Margo Price
That's How Rumors Get Started

[Loma Vista 2020]

Sulla rete: margoprice.net

File Under: country rock diva


di Fabio Cerbone (01/08/2020)

Volata da Memphis a Los Angeles e lasciata la confortevole zona della Third Man Records di Jack White (che ne sponsorizzò l’esordio), in favore delle ambizioni da prima stella di una major discografica, Margo Price compie il passo definitivo: non più novella cuginetta di Emmylou Harris e ambasciatrice di un honky tonk sanguigno, ma sorella minore di Stevie Nicks, alla ricerca di un sofisticato equilibrio tra campagna e città, fra country dai sapori vintage ed eleganza pop rock. Attraversato da bramosia e irrequietezza, con una produzione che si impone subito come l’elemento decisivo, That's How Rumors Get Started è il disco che spezza i legami, apre ai desideri e mette al centro la voce di Margo, il suo ruolo di prima donna, con i pro e i contro di una simile operazione.

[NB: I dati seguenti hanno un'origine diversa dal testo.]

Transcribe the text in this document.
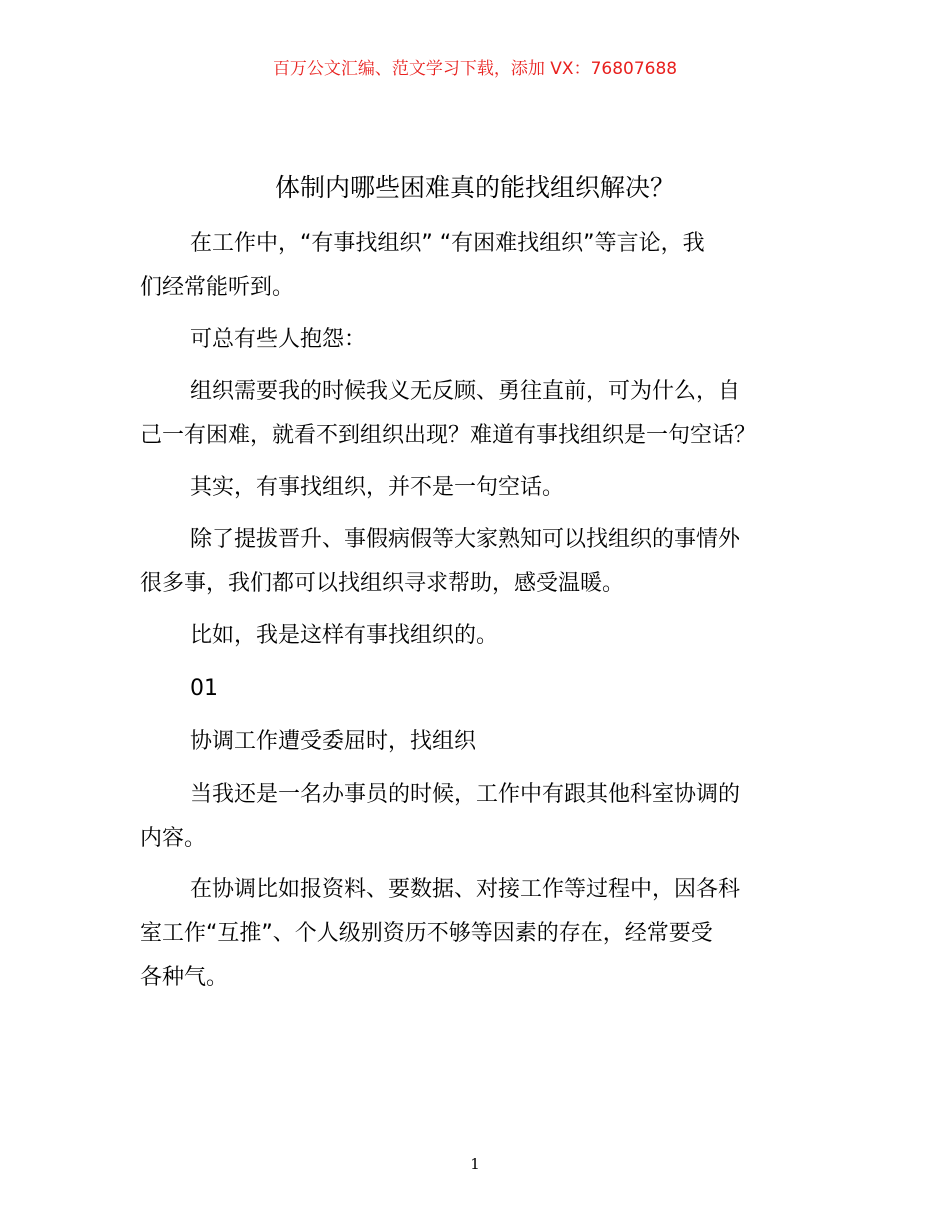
百万公文汇编、范文学习下载，添加 VX：76807688
体制内哪些困难真的能找组织解决？

在工作中，“有事找组织” “有困难找组织”等言论，我
们经常能听到。

可总有些人抱怨：

组织需要我的时候我义无反顾、勇往直前，可为什么，自
己一有困难，就看不到组织出现？难道有事找组织是一句空话？

其实，有事找组织，并不是一句空话。

除了提拔晋升、事假病假等大家熟知可以找组织的事情外
很多事，我们都可以找组织寻求帮助，感受温暖。

比如，我是这样有事找组织的。

01

协调工作遭受委屈时，找组织

当我还是一名办事员的时候，工作中有跟其他科室协调的
内容。

在协调比如报资料、要数据、对接工作等过程中，因各科
室工作“互推”、个人级别资历不够等因素的存在，经常要受
各种气。

1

Tirate le somme, e perdonati un paio di scivoloni lungo il percorso, ne esce vincitrice con un suono e uno stile per le mani, sorretta dai contributi di una band stellare che l’amico, e altrettanto ambizioso musicista, Sturgill Simpson le ha messo a disposizione: sono presenti, infatti, il piano e l’organo di Benmonth Tench (Tom Petty & The Heartbreakers) a fare la differenza, così come le chitarre di Matt Sweeney e del compagno di Margo, Jeremy Ivey, e persino il basso di un turnista di lusso come Pino Palladino. Il sound di That's How Rumors Get Started ne assorbe tutto il mestiere, senza tuttavia togliere quel piglio di freschezza ed energia che appartiene soltanto all’interpretazione della protagonista. Margo Price non sembra voler rinunciare alle sue radici, ma allo stesso tempo non rifiuta il nuovo ruolo da diva, arroganza compresa. Così il suo castello dei desideri non scricchiola sotto i colpi dell’impresa: le danze si aprono con i toni nostalgici della title track, che pare sbucare dalla California dei Fleetwood Mac di Rumours, pop di classe spruzzato da sentimenti Americana, lasciando quindi entrare l’aria frizzante di un mid tempo come Letting me Down.

Quando giungono i saturi riff elettrici di Twinkle Twinkle, risulta chiaro che l’album cavalcherà tutte le gradazioni del cuore di Margo: spezzato ma indomito, affronta intime questioni sentimentali ma anche riflessioni sul prezzo del successo e l’immancabile tensione dell’essere musicista in perenne viaggio. L’alchimia migliore è raggiunta nelle sofisticazioni tra pop e soul di Hey Child, con un coro ad innalzare la temperatura gospel, e della gemella Prisoner of the Highway, chitarre e sventagliate di organo che sono state colte presso gli East West Studios di Los Angeles, ma sotto le ceneri bruciano southern soul memphisiano. Dalla dimensione raccolta di Stone Me alla passione sprigionata in Gone to Stay, la forma ballata domina incontrastata l’anima del disco, ricordando un tentativo molto simile fatto anni fa dalla collega Tift Merritt (nell’incantevole Tambourine), ma non altrettanto fortunata a livello critico.

Capita, e così Margo Price raccoglie oggi, persino con meriti eccessivi, il frutto dei semi sparsi da altre in passato, sfrecciando con il vento in poppa: il giocattolo le sfugge di mano raramente (Heartless Mind vira tra pop sintetico e new wave come volesse diventare la nuova Blondie; lo struggimento bluesy di What Happened to Our Love si gonfia con troppa enfasi nel finale), tanto che nella tensione ritmica inesplosa di I’d Die for You, una rincorsa per voce e chitarra elettrica, è racchiusa tutta la fierezza dell’autrice.